Red Rain by R.L. Stine
Published by Touchstone, an imprint of Simon & Schuster
From the publisher:
Before there was J. K. Rowling, before there was Stephenie Meyer or Suzanne Collins, there was R.L. Stine. Witty, creepy, and compulsively readable, his books defined horror for a generation of young readers— readers who have now come of age. In Red Rain, Stine uses his unerring knack for creating terror to tap into some very grownup fears. Travel writer Lea Sutter finds herself on a small island off the coast of South Carolina, the wrong place at the wrong time. A merciless, unanticipated hurricane cuts a path of destruction through the island and Lea barely escapes with her life.
In the storm’s aftermath, she discovers two orphaned boys—twins. Filled with a desire to do something to help, to make something good of all she witnessed, Lea impulsively decides to adopt them. The boys, Samuel and Daniel, seem amiable and immensely grateful; Lea’s family back on Long Island—husband Mark, a child psychologist, and their two children, Ira and Elena—aren’t quite so pleased. But even they can’t anticipate the twins’ true nature—or predict that, within a few weeks’ time, Mark will wind up implicated in two brutal murders, with the police narrowing in.

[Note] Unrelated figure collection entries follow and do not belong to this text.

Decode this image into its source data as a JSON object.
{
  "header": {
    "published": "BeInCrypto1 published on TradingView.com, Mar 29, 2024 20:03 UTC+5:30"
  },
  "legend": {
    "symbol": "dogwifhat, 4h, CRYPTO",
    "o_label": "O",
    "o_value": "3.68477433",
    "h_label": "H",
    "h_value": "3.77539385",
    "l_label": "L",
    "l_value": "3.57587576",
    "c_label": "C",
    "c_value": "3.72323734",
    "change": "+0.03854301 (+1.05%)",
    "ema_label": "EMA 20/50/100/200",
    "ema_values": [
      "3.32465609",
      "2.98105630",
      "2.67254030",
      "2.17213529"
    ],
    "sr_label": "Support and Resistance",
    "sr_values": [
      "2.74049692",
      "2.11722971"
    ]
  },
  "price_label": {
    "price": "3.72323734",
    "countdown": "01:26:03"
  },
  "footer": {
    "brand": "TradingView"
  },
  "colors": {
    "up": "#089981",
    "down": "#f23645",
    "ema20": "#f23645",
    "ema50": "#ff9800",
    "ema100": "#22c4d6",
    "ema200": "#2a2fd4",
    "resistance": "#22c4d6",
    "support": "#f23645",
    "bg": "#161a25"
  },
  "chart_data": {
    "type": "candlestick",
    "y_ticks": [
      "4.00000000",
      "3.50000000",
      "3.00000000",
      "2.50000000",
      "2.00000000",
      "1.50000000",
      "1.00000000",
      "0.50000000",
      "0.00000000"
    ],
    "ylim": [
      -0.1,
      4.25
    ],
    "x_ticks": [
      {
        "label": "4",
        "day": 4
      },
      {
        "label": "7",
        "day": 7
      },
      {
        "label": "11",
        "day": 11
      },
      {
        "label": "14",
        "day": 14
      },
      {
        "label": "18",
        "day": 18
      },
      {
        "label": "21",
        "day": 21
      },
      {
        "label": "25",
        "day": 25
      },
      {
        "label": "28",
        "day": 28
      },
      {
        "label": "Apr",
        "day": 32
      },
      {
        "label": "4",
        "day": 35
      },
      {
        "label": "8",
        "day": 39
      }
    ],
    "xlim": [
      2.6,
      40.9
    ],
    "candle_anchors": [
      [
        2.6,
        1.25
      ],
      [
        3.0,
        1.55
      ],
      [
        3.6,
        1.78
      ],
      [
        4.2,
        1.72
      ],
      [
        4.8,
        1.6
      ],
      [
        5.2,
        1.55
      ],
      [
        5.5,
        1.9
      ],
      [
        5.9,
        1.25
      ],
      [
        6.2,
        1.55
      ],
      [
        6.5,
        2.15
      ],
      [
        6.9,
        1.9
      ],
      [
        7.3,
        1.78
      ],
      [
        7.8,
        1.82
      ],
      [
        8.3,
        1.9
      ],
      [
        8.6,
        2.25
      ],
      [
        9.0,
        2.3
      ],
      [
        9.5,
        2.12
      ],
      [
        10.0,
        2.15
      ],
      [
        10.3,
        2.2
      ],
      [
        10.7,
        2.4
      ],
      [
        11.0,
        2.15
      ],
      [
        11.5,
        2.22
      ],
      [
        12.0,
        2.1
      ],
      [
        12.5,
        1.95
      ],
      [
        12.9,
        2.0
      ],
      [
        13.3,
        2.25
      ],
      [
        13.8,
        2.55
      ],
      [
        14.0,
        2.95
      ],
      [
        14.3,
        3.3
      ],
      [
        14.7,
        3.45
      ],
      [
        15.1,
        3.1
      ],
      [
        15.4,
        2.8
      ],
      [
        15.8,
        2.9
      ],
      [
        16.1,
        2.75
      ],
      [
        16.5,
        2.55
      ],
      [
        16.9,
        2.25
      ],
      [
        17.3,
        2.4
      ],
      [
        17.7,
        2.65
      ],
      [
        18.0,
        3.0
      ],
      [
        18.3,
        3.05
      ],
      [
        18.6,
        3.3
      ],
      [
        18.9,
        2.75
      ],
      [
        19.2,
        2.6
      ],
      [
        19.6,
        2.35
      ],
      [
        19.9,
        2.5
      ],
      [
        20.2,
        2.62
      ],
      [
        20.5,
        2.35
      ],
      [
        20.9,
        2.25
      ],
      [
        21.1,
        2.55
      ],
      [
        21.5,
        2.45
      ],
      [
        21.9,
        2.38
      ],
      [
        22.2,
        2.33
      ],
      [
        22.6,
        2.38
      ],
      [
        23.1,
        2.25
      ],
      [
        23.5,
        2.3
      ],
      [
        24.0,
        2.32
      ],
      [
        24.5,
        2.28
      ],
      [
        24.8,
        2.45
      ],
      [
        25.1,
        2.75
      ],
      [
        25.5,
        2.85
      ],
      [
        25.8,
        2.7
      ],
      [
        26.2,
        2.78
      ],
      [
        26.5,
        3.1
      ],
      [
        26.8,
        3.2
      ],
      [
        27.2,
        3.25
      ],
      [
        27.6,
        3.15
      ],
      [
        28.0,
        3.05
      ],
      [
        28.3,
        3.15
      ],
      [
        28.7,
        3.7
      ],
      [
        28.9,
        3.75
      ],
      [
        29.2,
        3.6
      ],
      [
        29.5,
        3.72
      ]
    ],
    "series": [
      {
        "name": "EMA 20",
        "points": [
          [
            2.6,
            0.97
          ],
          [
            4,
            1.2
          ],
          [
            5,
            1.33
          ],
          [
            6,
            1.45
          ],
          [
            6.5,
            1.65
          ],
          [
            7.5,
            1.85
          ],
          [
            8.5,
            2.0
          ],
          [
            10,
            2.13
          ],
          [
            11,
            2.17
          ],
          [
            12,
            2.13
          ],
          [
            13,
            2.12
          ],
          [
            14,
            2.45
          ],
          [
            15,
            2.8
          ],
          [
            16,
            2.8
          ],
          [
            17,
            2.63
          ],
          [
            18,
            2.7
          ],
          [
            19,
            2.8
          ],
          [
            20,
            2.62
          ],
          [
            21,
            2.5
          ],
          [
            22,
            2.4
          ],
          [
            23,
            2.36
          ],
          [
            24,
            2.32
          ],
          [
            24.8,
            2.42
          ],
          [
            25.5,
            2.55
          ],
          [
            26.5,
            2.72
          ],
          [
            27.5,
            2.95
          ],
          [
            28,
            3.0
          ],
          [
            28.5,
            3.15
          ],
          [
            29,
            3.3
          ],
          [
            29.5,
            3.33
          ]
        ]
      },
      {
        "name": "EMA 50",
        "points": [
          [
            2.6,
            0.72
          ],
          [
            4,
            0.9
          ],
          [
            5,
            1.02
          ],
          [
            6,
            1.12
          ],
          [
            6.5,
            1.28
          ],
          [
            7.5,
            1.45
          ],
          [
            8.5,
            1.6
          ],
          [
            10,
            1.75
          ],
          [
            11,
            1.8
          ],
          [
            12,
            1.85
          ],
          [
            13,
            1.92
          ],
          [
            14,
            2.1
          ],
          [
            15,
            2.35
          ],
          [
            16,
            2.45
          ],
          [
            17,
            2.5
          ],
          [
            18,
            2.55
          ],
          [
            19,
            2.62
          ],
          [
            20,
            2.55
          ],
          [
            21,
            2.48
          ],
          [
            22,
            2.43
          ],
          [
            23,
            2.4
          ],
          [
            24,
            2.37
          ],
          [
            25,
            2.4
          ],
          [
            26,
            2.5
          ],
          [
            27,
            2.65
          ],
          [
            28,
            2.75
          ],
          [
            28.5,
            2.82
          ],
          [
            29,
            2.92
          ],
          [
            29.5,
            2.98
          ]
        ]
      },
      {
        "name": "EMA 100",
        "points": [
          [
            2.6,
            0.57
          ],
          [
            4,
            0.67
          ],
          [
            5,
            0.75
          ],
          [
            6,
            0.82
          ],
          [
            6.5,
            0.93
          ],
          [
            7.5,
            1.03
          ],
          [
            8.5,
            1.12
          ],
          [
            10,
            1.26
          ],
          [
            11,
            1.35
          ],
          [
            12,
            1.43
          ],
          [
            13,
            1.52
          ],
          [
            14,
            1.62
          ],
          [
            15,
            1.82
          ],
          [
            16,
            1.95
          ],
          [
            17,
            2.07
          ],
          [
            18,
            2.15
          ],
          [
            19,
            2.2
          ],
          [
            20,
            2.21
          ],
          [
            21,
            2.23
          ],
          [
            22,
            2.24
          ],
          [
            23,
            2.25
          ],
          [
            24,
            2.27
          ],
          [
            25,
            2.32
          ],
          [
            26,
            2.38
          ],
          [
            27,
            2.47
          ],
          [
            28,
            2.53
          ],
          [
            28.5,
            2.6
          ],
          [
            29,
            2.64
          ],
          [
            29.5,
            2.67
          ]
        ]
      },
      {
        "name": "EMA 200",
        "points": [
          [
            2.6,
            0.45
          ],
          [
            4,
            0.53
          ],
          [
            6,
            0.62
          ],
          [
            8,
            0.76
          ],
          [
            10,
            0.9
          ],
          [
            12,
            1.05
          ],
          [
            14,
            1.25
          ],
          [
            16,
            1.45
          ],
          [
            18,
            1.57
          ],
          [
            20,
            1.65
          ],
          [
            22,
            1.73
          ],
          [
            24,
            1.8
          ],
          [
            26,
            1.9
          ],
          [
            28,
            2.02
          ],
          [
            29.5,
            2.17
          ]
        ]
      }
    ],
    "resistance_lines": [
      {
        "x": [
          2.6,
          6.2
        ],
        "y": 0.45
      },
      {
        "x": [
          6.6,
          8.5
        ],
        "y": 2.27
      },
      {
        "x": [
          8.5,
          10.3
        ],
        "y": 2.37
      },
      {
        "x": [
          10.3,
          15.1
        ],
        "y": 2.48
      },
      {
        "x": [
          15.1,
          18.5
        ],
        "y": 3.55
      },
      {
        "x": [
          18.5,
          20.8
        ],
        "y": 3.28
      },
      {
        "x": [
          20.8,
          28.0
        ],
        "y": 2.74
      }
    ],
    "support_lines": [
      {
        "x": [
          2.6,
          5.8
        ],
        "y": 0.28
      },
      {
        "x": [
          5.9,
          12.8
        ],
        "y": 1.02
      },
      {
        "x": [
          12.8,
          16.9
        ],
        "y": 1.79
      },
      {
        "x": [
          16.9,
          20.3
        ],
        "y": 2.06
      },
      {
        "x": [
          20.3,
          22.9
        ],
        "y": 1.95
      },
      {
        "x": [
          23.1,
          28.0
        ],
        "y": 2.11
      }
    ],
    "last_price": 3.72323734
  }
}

I read a LOT of R.L. Stine when I was younger. I think I read every single Fear Street book that I could find at my local library, and before that I read most of the Goosebumps books. I was somewhat nervous about reading Red Rain, though, because I couldn’t imagine how Stine’s style would translate to an adult audience. And I have to be honest here and say that I was right to be worried – I didn’t enjoy this one much. I felt like I was reading a Fear Street book – it was written as if for a teen or even older middle grade audience, but with a lot of sex and swear words thrown in to maybe make it more of an adult book. I don’t know about you, but gratuitous sex and random curse words does NOT magically turn a book into one for adult audiences. For me, those elements were simply annoying and unnecessary.
Besides that, I didn’t love what Stine did with the story. I was somewhat interested in the concept, but once it got going I became frustrated with every one of the characters as they failed to see what was so blatantly in front of their eyes. Also, who randomly decides to take home a set of twin boys? It was just strange, and not at all realistic in my opinion.
I don’t want to rip the book apart too much, so I’ll stop here and just say that I’m sad to say Red Rain disappointed me. While I can’t recommend the book, perhaps certain readers who are really excited to read something new from R.L. Stine may want to check it out.